EghtesadOnline: Parliament on Monday passed a law that criminalizes export companies that fail to return their overseas income to the country.
The new legislation is an amendment to Combating Goods and Foreign Currency Smuggling Law, according to the parliamentary news agency ICANA.
As per the new law, if the pending repatriation commitment is below 100 billion rials (calculated based on the highest foreign exchange rate announced by the Central Bank of Iran) the defaulter would not only be forced to pay but also will face additional penalties, namely trade ban for six months to one year.
If the unreturned income is equivalent to or above 100 billion rials, the defaulter is obliged to return the income and face additional penalties including “restriction on trade from one to ten years, imprisonment and pecuniary punishment”.

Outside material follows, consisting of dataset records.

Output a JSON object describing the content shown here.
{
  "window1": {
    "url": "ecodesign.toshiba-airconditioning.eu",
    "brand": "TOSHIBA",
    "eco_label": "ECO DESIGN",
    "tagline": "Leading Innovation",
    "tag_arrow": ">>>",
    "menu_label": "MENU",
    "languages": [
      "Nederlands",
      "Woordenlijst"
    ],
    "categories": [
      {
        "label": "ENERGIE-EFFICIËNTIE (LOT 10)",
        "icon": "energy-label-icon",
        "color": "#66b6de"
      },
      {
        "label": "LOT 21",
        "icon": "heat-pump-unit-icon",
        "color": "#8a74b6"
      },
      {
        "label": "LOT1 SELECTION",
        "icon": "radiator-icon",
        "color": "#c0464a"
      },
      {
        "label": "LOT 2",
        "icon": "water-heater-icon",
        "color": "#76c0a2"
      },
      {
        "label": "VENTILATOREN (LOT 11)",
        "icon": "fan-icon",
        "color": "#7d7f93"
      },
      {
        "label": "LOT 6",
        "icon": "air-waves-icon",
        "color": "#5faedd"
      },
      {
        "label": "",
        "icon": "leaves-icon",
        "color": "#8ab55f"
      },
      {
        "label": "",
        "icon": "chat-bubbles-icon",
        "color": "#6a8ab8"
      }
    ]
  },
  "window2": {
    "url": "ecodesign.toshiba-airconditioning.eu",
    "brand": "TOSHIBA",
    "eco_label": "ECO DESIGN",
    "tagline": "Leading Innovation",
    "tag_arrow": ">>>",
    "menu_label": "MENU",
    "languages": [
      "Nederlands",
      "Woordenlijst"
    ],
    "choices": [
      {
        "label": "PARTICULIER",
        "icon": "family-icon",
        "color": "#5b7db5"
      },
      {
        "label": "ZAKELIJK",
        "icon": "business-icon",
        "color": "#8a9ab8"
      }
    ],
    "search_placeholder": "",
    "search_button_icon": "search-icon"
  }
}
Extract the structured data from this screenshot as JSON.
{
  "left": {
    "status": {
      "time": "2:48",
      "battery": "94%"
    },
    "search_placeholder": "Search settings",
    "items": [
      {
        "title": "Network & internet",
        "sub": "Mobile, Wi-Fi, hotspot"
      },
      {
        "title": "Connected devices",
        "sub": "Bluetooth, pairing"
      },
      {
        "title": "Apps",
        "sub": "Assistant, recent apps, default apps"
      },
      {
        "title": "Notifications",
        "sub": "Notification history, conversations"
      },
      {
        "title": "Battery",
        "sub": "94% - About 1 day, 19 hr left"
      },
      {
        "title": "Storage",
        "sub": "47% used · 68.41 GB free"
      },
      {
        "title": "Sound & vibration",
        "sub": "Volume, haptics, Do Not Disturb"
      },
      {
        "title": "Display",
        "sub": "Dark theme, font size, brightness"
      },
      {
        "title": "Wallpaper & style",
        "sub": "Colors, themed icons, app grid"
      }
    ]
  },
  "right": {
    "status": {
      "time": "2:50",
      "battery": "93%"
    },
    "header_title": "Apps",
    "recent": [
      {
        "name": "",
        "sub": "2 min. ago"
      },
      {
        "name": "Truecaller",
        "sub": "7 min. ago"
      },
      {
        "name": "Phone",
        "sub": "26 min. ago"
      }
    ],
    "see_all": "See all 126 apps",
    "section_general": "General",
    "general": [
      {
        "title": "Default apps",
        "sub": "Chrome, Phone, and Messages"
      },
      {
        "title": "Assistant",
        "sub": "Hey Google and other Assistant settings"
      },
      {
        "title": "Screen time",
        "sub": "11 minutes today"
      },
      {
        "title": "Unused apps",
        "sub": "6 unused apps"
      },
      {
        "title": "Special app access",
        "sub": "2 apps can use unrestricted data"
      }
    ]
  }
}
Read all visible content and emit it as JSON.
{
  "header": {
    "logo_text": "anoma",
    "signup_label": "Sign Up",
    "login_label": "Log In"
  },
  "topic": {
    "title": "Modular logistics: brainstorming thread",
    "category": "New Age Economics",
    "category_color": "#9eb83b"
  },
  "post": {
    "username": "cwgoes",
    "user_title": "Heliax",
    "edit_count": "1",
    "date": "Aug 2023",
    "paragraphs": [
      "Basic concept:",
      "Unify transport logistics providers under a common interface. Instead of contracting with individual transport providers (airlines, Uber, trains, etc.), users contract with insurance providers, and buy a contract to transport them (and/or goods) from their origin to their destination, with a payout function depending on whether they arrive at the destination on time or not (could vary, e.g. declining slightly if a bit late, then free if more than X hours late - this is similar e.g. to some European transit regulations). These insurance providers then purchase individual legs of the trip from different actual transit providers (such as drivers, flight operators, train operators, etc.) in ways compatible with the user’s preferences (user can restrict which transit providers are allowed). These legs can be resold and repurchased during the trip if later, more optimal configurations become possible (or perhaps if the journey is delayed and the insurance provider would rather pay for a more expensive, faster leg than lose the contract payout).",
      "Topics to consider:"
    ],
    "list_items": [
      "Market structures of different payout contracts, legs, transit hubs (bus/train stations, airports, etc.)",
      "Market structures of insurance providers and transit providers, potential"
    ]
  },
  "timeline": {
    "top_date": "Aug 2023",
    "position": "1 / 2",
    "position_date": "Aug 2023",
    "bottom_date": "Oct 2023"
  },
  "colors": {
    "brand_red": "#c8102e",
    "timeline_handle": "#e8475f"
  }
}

If defaulting exporters present forged documents to prove repatriation or over-declares the value of exported goods to customs officials, they could have their commercial cards annulled apart from the above penalties.
As per export income repatriation rules announced by the Trade Promotion Organization of Iran in April, exporters can use part of their earnings to import goods, raw material and machinery either for their own needs or for a third party under “currency barter between exporters and importers”.
In addition, they are obliged to sell a portion of their earnings in foreign exchange hawala and via the secondary foreign exchange market, known as Nima. They also can sell currency earnings to authorized exchange shops.
Nima is an online platform affiliated to the CBI where exporters sell their overseas currency income and companies buy for import.
New rules announced by the TPO exempt a limited number of companies from selling their income at Nima. Major petrochemical, metal and similar commodity companies are excluded from the exemption.
TPO earlier said that 363 export companies account for the majority of unreturned overseas export income. They have not returned €11.1 billion accounting for about 65% of the total export income not repatriated.